Keurig pronounced reserve is a priority and that a machines are built with thermal sensors and tested to safeguard they accommodate regulatory standards.

“We are generally unknowingly of a brewers being a means of any fires,” pronounced Katie Gilroy, a Keurig spokeswoman. “In many cases of allegations per a brewers, after it is investigated it is found that there are choice causes to glow incidents, including electrical.”

Keurig stopped producing a K70 indication in 2014. Gilroy declined to criticism about a lawsuit, though pronounced Keurig’s insurer denied a strange 2014 explain from Liberty Mutual.

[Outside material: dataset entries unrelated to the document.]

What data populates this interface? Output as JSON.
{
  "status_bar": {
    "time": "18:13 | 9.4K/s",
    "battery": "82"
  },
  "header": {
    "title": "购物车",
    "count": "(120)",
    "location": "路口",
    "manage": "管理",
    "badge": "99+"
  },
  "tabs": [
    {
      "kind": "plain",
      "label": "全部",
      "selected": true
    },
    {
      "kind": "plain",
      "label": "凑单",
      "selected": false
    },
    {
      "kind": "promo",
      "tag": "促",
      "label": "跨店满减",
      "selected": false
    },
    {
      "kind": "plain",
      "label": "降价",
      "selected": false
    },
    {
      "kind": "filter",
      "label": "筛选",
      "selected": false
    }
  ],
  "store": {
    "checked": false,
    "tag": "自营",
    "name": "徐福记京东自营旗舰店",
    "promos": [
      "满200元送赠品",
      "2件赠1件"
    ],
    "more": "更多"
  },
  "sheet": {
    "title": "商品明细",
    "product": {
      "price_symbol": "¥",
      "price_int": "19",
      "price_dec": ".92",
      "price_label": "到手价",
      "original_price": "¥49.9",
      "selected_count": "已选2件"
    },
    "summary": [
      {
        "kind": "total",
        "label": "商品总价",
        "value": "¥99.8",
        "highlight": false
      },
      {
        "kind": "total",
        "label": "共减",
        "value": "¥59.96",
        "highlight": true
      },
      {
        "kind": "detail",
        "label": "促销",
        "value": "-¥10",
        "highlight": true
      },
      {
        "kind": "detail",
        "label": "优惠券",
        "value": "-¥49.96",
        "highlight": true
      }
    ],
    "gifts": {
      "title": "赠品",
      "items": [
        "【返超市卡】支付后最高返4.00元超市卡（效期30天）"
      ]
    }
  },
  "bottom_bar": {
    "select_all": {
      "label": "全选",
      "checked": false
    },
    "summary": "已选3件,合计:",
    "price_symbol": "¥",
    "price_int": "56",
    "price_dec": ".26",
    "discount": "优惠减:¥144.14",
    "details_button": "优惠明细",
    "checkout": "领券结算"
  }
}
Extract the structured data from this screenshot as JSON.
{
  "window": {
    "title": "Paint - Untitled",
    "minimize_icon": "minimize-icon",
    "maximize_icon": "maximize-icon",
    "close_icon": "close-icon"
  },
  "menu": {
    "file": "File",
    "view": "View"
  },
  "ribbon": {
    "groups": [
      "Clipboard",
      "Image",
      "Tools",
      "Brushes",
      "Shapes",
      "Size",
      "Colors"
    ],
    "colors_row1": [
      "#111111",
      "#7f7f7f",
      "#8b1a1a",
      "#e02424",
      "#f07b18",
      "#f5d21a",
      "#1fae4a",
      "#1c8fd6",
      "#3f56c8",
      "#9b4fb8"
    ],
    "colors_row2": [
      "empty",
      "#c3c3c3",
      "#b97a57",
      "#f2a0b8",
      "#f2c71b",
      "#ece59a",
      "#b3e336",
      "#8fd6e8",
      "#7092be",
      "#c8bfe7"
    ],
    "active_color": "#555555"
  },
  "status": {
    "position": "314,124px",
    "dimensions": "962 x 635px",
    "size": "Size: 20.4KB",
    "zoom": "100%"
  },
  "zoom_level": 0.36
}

With a single-serve K-cups, Keurig has turn a domicile name, winning over caffeine addicts as good as once-a-day drinkers. But it has also been a aim of complaints.

In 2014, Keurig was forced to remember 6.6 million MINI Plus brewers after receiving reports that consumers suffered browns on their faces, hands, and bodies when prohibited water, coffee, and drift sprayed out of a brewers. This past March, Keurig, though acknowledging any wrongdoing, paid a Consumer Product Safety Commission $5.8 million to settle charges it unsuccessful to immediately news a forsake to a sovereign government, as compulsory by law.

In 2015, glow officials in Oregon suspected a Keurig appurtenance overheated and sparked a glow that broken an Oregon apartment, according to news reports. Keurig, however, pronounced a third-party forensics consultant found that a brewer’s wiring and other inner components were not shop-worn in that fire, suggesting a glow did not issue with a machine.

A handful of consumers and one internal supervision group have reported Keurigs smoking and throwing glow to SaferProducts.gov, a Consumer Product Safety Commission website.

White pronounced she bought a Keurig a few months before a fire. She left a brewer plugged in, though incited off. While she was doing yard work, her fume detectors went off. “We suspicion it was a portion or a humidity,” White said.

She raced inside and found a Keurig in flames. While a glow was contained, fume trafficked by her home.

White, 65, now late in Florida, pronounced she incited in her K-cups. “I’m now regulating an out-of-date percolator,” she said.